Characterization of the Zinc Uptake Repressor (Zur) from Acinetobacter baumannii .

Bacterial cells tightly regulate the intracellular concentrations of essential transition metal ions by deploying a panel of metal-regulated transcriptional repressors and activators that bind to operator-promoter regions upstream of regulated genes. Like other zinc uptake regulator (Zur) proteins, Acinetobacter baumannii Zur represses transcription of its regulon when Zn II is replete and binds more weakly to DNA when Zn II is limiting. Previous studies established that Zur proteins are homodimeric and harbor at least two metal sites per protomer or four per dimer. Cd II X-ray absorption spectroscopy (XAS) of the Cd 2 Zn 2 Ab Zur metalloderivative with Cd II bound to the allosteric sites reveals a S(N/O) 3 first coordination shell. Site-directed mutagenesis suggests that H89 and C100 from the N-terminal DNA binding domain and H107 and E122 from the C-terminal dimerization domain comprise the regulatory metal site. K Zn for this allosteric site is 6.0 (±2.2) × 10 12 M -1 with a functional "division of labor" among the four metal ligands. N-terminal domain ligands H89 and C100 contribute far more to K Zn than H107 and E122, while C100S Ab Zur uniquely fails to bind to DNA tightly as measured by an in vitro transcription assay.

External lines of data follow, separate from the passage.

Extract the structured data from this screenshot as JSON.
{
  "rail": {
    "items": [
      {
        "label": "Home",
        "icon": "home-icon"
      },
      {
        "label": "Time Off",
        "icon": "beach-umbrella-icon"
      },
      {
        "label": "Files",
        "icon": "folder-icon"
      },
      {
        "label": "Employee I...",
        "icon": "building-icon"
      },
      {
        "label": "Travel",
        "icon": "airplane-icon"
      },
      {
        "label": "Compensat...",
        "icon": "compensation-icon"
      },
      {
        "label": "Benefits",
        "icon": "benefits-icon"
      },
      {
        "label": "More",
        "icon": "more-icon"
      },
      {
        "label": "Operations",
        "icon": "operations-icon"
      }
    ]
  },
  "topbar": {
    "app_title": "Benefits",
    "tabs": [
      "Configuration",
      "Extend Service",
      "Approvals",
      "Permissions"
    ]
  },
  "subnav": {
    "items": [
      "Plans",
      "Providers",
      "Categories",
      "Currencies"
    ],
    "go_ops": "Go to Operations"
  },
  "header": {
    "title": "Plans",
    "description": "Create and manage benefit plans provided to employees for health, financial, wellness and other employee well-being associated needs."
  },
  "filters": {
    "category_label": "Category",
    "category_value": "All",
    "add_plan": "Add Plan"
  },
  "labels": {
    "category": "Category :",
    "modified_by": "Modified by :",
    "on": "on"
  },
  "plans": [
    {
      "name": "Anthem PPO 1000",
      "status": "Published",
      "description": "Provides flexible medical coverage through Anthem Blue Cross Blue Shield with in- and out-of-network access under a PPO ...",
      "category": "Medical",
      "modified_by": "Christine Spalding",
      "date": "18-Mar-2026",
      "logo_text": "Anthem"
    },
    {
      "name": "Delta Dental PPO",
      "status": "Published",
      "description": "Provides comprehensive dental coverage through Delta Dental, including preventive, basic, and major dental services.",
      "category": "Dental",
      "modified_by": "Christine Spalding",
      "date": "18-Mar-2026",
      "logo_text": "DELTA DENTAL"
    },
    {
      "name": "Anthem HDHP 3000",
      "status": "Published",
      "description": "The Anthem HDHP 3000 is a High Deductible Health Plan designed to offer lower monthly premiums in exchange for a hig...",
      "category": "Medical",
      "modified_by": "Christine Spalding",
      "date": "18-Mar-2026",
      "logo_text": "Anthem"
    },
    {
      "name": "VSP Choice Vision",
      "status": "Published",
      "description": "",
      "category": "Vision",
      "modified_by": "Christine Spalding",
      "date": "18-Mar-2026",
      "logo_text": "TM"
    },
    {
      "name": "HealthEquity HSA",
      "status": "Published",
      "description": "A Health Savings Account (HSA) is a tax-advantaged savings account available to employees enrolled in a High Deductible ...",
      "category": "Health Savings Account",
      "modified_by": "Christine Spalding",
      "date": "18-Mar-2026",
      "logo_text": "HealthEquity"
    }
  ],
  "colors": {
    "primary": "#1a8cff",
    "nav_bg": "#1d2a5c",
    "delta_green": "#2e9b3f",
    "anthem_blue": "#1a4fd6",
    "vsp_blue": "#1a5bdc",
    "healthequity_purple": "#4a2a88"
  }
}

The heterotropic allosteric coupling free energy, Δ G c , is negative, consistent with a higher K Zn for the Ab Zur-DNA complex and defining a bioavailable Zn II set-point of ≈6 × 10 -14 M. Small-angle X-ray scattering (SAXS) experiments reveal that only the wild-type Zn homodimer undergoes allosteric switching, while the C100S Ab Zur fails to switch. These data collectively suggest that switching to a high affinity DNA-binding conformation involves a rotation/translation of one protomer relative to the other in a way that is dependent on the integrity of C100. We place these findings in the context of other Zur proteins and Fur family repressors more broadly.